Several months ago Audible.com had a non-fiction book sale and included several titles by Alison Weir about Tudor England that I have owned in print form for years but never got around to reading them. Last month I reviewed The Six Wives of Henry VIII (see review here), and now it’s time to take a closer look at The Children of Henry VIII (Amazon). The book was originally published in 1996.
From Goodreads: “At his death in 1547, King Henry VIII left four heirs to the English throne: his only son, the nine-year-old Prince Edward; the Lady Mary, the adult daughter of his first wife, Catherine of Aragon; the Lady Elizabeth, the daughter of his second wife, Anne Boleyn, and his young great-niece, the Lady Jane Grey. These are the players in a royal drama that ultimate led to Elizabeth’s ascension to the throne–one of the most spectacularly successful reigns in English history.”
I’m rather new to reading or listening to Tudor history. I mostly watched one hour documentaries about Henry VIII and Elizabeth I or watched movies like Anne of the Thousand Days starring Richard Burton (Amazon Prime) and Lady Jane starring Helena Bonham-Carter (Stream for free with Amazon Prime). Then, not too long ago, I was offered an ARC of the last book in the historical fiction series by Weir of the Six Wives of Henry VIII, Katherine Parr (read my review here).
This book picks up where The Six Wives of Henry VIII left off. After the passing of old Henry, the succession passed to his nine-year old son, Edward. While Weir keeps the book in chronological order, she intertwines events that occurred to each person highlighted in their lives at the same time. What I found most interesting is that as I listened to the book, I noticed a lack of coverage about Elizabeth. Knowing that Weir followed up this book with The Life of Elizabeth I, it is partly understandable. Besides, anyone that has studied the subject knows Elizabeth’s story well but may not know her brother, sister, and cousin’s since they had such short reigns.

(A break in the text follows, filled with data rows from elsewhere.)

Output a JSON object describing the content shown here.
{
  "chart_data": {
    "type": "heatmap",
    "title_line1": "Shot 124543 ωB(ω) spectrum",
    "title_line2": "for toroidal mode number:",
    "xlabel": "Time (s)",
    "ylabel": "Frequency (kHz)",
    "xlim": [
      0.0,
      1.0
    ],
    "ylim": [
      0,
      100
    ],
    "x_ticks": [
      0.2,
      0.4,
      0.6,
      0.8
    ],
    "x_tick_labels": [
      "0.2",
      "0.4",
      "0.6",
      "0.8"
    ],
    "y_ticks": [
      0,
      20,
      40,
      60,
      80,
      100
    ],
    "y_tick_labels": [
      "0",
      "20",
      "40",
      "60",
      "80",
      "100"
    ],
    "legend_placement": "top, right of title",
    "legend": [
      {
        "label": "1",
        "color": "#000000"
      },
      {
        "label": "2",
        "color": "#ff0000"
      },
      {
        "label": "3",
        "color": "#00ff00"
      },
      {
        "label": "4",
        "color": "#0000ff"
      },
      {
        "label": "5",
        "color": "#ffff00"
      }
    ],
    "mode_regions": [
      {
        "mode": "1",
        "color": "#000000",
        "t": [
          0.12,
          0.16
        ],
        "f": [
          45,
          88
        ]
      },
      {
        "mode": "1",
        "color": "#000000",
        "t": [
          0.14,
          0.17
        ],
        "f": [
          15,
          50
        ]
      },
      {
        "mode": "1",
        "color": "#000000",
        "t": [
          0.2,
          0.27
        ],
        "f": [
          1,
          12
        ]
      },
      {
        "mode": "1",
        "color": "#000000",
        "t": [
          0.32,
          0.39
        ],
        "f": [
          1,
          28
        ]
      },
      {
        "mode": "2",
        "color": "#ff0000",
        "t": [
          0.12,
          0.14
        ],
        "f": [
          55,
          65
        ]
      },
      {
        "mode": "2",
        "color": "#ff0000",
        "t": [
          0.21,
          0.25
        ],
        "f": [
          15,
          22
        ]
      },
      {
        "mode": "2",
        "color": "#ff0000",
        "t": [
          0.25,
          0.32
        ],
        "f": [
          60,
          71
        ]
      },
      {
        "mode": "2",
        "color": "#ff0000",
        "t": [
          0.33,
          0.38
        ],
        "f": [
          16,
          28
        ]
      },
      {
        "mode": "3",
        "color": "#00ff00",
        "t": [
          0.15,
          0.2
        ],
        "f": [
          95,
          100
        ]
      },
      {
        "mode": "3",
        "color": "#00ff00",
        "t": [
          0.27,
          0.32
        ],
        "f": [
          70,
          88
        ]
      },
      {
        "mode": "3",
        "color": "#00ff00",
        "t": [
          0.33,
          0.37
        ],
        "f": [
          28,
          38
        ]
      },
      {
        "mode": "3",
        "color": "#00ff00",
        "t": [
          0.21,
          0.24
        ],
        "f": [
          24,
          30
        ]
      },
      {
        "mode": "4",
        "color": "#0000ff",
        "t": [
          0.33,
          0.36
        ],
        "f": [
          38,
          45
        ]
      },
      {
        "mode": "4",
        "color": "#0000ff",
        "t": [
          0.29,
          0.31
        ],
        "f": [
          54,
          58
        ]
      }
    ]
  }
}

Edward kept a diary, but kept it mostly business-like and didn’t pour out his emotions like you’d expect in a typical diary. He was taught from birth to never show his playing hand and keep no counsel. He trusted his advisors, who were all scheming behind his back about various political matters. But most of the machinations for power were ignored in the book. Rather, Weir tries to relate what the children and niece of Henry VIII were like as people.
I found the section on Lady Jane Grey fascinating because of my viewing of the aforementioned movie many years ago. I just can’t imagine the nobles who pushed for Jane to sit on the throne actually thought they could get away with it. I know they were scared of the Catholic Mary, but come on! As often seen during Tudor England, indeed, in many parts of history, innocent people were killed because they were deemed a “threat”. Mary had “no choice” but to put her to death.
Mary’s phantom pregnancies are fascinating, heartbreaking, and downright befuddling. Her antagonistic relationship with Elizabeth is detailed, including Elizabeth’s time in the Tower of London. Despite Mary ordering the death of hundreds of Protestants who were deemed threats to her throne and her push to bring England back to Catholicism, she didn’t take her half-sister’s life. The book ends with Mary’s death and Elizabeth’s ascension to the throne.
As I found out in the Henry VIII book, Weir quotes from source material like letters and diaries and meticulously annotates throughout the book. It seems like it’s been a long time since I’ve read such thorough work from a historian. I especially enjoy a well-researched book, and this clearly is.
This is the 46th Audiobook I’ve listened to as part of my 2021 Audiobook Challenge.